The powerful autumn storm Ciaran, which hit part of western Europe during the night from Wednesday to Thursday, left one person dead in France and caused significant disruption in progressing towards Great Britain and the Netherlands.
In the north of France, a truck driver was killed when a tree fell on his truck. Sixteen people, including seven firefighters, were injured in the same area, including one seriously, according to Interior Minister Gérald Darmanin.
Approximately 1.2 million households were deprived of electricity, including 780,000 in Brittany (west of France).
In the south of England, strong winds and heavy rain are causing significant disruption, with maritime connections suspended for much of the morning from the port of Dover, which has warned of delays in the coming hours. Hundreds of schools were closed.
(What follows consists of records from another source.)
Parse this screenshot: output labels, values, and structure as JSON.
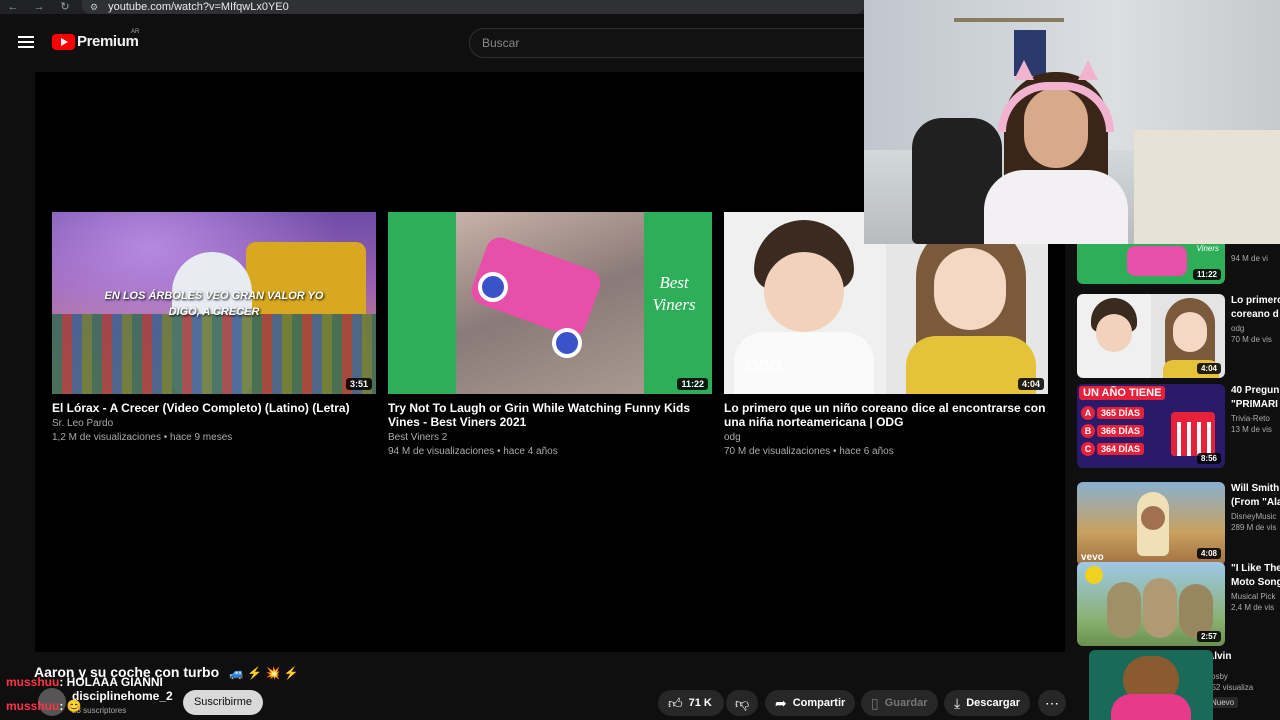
{
  "browser": {
    "url": "youtube.com/watch?v=MIfqwLx0YE0"
  },
  "header": {
    "logo_text": "Premium",
    "region": "AR",
    "search_placeholder": "Buscar"
  },
  "endscreen": [
    {
      "title": "El Lórax - A Crecer (Video Completo) (Latino) (Letra)",
      "channel": "Sr. Leo Pardo",
      "meta": "1,2 M de visualizaciones • hace 9 meses",
      "duration": "3:51",
      "caption": "EN LOS ÁRBOLES VEO GRAN VALOR YO DIGO, A CRECER"
    },
    {
      "title": "Try Not To Laugh or Grin While Watching Funny Kids Vines - Best Viners 2021",
      "channel": "Best Viners 2",
      "meta": "94 M de visualizaciones • hace 4 años",
      "duration": "11:22",
      "brand": "Best Viners"
    },
    {
      "title": "Lo primero que un niño coreano dice al encontrarse con una niña norteamericana | ODG",
      "channel": "odg",
      "meta": "70 M de visualizaciones • hace 6 años",
      "duration": "4:04",
      "watermark": "ODG"
    }
  ],
  "sidebar": [
    {
      "title": "",
      "title2": "Viners",
      "channel": "",
      "meta": "94 M de vi",
      "duration": "11:22"
    },
    {
      "title": "Lo primero",
      "title2": "coreano d",
      "channel": "odg",
      "meta": "70 M de vis",
      "duration": "4:04"
    },
    {
      "title": "40 Pregun",
      "title2": "\"PRIMARI",
      "channel": "Trivia-Reto",
      "meta": "13 M de vis",
      "duration": "8:56",
      "banner": "UN AÑO TIENE",
      "options": [
        {
          "letter": "A",
          "text": "365 DÍAS"
        },
        {
          "letter": "B",
          "text": "366 DÍAS"
        },
        {
          "letter": "C",
          "text": "364 DÍAS"
        }
      ]
    },
    {
      "title": "Will Smith",
      "title2": "(From \"Ala",
      "channel": "DisneyMusic",
      "meta": "289 M de vis",
      "duration": "4:08",
      "label": "vevo"
    },
    {
      "title": "\"I Like The",
      "title2": "Moto Song",
      "channel": "Musical Pick",
      "meta": "2,4 M de vis",
      "duration": "2:57"
    },
    {
      "title": "Alvin",
      "title2": "",
      "channel": "Josby",
      "meta": "152 visualiza",
      "duration": "",
      "badge": "Nuevo"
    }
  ],
  "now_playing": {
    "title": "Aaron y su coche con turbo",
    "emoji": "🚙 ⚡ 💥 ⚡",
    "channel": "disciplinehome_2",
    "subscribers": "23 suscriptores",
    "subscribe_label": "Suscribirme",
    "likes": "71 K",
    "share_label": "Compartir",
    "save_label": "Guardar",
    "download_label": "Descargar"
  },
  "chat": [
    {
      "user": "musshuu",
      "message": ": HOLAAA GIANNI"
    },
    {
      "user": "musshuu",
      "message": ": 😊"
    }
  ]
}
The Channel Island of Jersey, on red alert, recorded winds of up to 160 km/h and 35 people had to stay in hotels after damage to their homes according to the police. Winds were forecast to reach up to 100km/h in the afternoon.
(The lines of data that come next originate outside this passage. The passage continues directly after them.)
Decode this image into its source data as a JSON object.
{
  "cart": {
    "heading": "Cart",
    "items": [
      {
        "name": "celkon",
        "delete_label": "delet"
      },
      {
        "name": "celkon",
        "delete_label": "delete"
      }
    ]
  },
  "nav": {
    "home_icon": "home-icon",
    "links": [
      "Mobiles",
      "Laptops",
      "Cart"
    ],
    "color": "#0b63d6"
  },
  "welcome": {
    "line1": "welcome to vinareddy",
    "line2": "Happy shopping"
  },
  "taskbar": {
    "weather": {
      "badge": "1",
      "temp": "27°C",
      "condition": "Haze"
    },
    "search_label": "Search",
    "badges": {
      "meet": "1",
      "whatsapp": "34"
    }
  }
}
All flights were canceled at Jersey, Guernsey and Alderney airports.
In Cornwall (southwest of England), more than 8,500 homes are without electricity. Flooding is expected in 54 locations, mainly on the south coast of England, according to the Environment Agency.
In the Netherlands, the alert level was raised to orange, with winds expected up to 110 km/h. At Amsterdam Airport Schiphol, around 200 flights, mainly to nearby European destinations, were canceled. Rail and ferry traffic was also disrupted. Faced with traffic jams, motorists were asked to favor working from home.
In the west of France, winds approached 200 km/h overnight in Finistère, at the tip of Brittany. Twenty-three of the 96 departments in the metropolitan area were on orange alert late Thursday morning, according to Météo-France. The whole of Brittany has gone into yellow wind alert, with the risk of very strong squalls concentrated between the Channel and the North.
The transport sector is disrupted in the west of the country, where the Road traffic was prohibited Thursday morning in Finistère. Regional air traffic was also disrupted.
The railways planned preventive stoppages on some trains in the Paris suburbs on Thursday morning. For high-speed trains, 90% should run but traffic will be interrupted on certain axes between Paris and cities in the West.
In Spain, many regions are subject to weather alerts due to winds that could exceed 150 km/hour. The part most affected by the storm is the Northwest, where some areas of Galicia are on red alert, due to extremely violent winds on the coast. So far, there have been no injuries.
According to the Spanish meteorological agency (Aemet), certain coastal areas in the Cantabria and Basque Country regions are also on red alert. Waves could reach 8 or 9 meters.
Thirteen flights were canceled Thursday at Bilbao airport, according to Spanish airport manager Aena. Five other cancellations took place at other airports in Galicia, Asturias and Cantabria.
The storm also led to the interruption of rail traffic on Thursday between Ourense and Vigo or between A Coruña and Ferrol, in Galicia, as well as on other small lines in the regions of Cantabria, Asturias or the Basque Country.
Portugal will not be “directly affected” by the storm Ciaran , indicated the national meteorological institute, which however placed the coastal regions of the center and north of the country under red alert.
Extreme weather events (cyclones, heatwaves, floods, droughts, etc.) are natural phenomena. But global warming caused by greenhouse gas emissions generated by human activity can amplify them.